Maybe you like long (and I mean really long), lingering lunches. If so, hurry on over to Cafe Monticello in Old City. Winding our way past the half-dozen or so tables out on the sidewalk, this month’s version of City Paper’s rotating lunch bunch, Howard Altman, Debra Auspitz, Nancy Armstrong and yours truly made our way to one of the 13 tables inside the narrow restaurant.
The place is certainly nice enough inside, with lots of abstract oil paintings, mostly from an artist named Gordon, and really cute metal light fixtures of planes and hot-air balloons, with clouds painted on the ceiling completing the aerial theme. While the hostess was in a sour mood, our server was sweet and pleasant, but seemed to disappear for inordinately long stretches and was oblivious to our wild gestures for attention when she finally did walk past our table. Howard at one point actually suggested I stick my foot in the aisle to trip her. Sophomoric, yes, but tempting, considering that nothing else seemed to work.
The food was fine, but certainly nothing to write home about. Maybe part of it was the inexcusable length of time it took to get any grub, including bread for the table. For appetizers, Howard ordered the frittura di calamari ($7), which was really quite tasty. Unlike the deep fried rubber bands you often get when ordering squid rings, the calamari was not chewy at all. Even Nancy and I, who don't usually like the stuff, raved about the tender, lightly battered little morsels, served with a just-spicy-enough marinara dipping sauce. I ordered the pasta e fagioli ($4), which was a good if unremarkable soup with beans and pasta, tomatoes and prosciutto. We all shared the le pizze mare ($8), a small white pizza topped with mozzarella, shrimp, clams and more calamari. We generally agreed that the taste was good, but the pizza was so soaked in oil that it was limp and soaking wet. Not a very appetizing characteristic for pizza, no matter how tasty.
For our entrees, Debra had the pollo con gamberi ($12), chicken with garlic sauce and shrimp.
"The shrimp and chicken were a bit dry, but the flavor of the garlic sauce was great, and had a really good kick to it," said our favorite arts editor. Howard ordered the linguini pescatore ($11), with shrimp, crab meat, tomatoes and garlic, which he described as "a passable blend of seafood in a tomato and wine sauce. The shrimp were slightly overcooked, the lump crab indistinguishable. Not bad, but nothing special for the price, either."

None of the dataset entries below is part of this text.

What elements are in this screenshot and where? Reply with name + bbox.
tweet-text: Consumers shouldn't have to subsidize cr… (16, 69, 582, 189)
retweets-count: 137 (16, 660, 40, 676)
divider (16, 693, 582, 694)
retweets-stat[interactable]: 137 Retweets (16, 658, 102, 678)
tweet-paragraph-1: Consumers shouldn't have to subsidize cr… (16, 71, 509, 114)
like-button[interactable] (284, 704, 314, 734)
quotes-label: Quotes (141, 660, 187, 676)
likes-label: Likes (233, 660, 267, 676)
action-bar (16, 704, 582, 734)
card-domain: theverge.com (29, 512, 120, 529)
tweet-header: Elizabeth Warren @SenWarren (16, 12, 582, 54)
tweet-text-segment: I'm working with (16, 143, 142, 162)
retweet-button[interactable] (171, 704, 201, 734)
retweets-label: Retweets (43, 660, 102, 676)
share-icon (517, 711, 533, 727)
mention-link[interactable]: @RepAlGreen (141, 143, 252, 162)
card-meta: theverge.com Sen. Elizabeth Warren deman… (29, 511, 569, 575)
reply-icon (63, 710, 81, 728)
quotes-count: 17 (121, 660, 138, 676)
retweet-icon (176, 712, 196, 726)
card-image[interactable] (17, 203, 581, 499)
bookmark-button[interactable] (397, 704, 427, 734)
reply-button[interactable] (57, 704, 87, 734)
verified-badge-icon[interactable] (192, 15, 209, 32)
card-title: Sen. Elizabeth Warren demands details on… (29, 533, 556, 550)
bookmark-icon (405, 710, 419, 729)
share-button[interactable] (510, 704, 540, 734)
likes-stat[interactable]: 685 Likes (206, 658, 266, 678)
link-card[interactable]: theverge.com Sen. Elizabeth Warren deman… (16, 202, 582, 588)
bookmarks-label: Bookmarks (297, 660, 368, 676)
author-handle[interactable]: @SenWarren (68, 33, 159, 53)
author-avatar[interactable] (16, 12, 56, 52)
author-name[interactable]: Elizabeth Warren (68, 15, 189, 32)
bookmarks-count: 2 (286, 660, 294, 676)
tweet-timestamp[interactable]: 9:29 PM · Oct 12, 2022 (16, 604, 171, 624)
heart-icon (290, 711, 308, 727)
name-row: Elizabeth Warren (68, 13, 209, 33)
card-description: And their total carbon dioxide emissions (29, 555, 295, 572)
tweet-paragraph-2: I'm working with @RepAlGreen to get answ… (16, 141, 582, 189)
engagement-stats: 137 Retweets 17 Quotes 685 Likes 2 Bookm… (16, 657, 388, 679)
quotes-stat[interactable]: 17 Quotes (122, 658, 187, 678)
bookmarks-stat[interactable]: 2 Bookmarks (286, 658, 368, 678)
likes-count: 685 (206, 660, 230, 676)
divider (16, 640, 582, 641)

Nancy had the pollo padella ($11), a chicken dish with portobello mushrooms, artichokes and asparagus. Unlike Debra's, Nancy says her chicken was "tender and juicy, and the veggies were fresh-tasting if not fresh-looking. Yummy but standard." I opted for the scaloppine al shiitake ($11), veal medallions in Madeira wine sauce with shiitake mushrooms. The medallions were small but tender and tasty, and the mushrooms were very fresh. It was also cold. OK, not cold, but not anywhere near warm either. That, of course, could also be the result of sitting in the kitchen for a good while before the dishes came to the table.
All the entrees came with rice and broccoli, the former of which was chewy and bland. "School cafeteria-ish" was how Deb described it, and we all tended to agree.
By the time our server brought out the dessert tray, it was nearly suppertime. (All right, maybe it just seemed that way.) Nancy had the chocolate peanut butter cake, Deb had the triple chocolate mousse, Howard went with the cream puff, and I had the rum cake. We all agreed the desserts were good, but rather plain, and at $6 each, way overpriced. It was also quite clear that none of the desserts were made on the premises. In addition, my rum cake had a crumb crust on the outside that was easily the most unappetizing thing I have ever tasted. And for a guy who'll eat just about anything, that is a serious indictment. I'd describe the flavor of that crust, but my 13-year-old daughter will probably read this, and I don't want her to know her daddy uses those kinds of words.
Finally, after two interminable hours, we got our check. Howard took it and then played a game of "guess how much." We all underestimated the bill by a minimum of $30. The tab for lunch for the four of us came to a surprising $111.57, before tip.
All in all, the food at Monticello is good but not memorable (with the exception of that crumb crust), but the service was painfully slow and the menu a bit overpriced. As for the sour mood of our hostess, maybe she was having a bad day, or maybe she was just tired of standing on her feet and smiling. My guess, though, is that she tried the rum cake.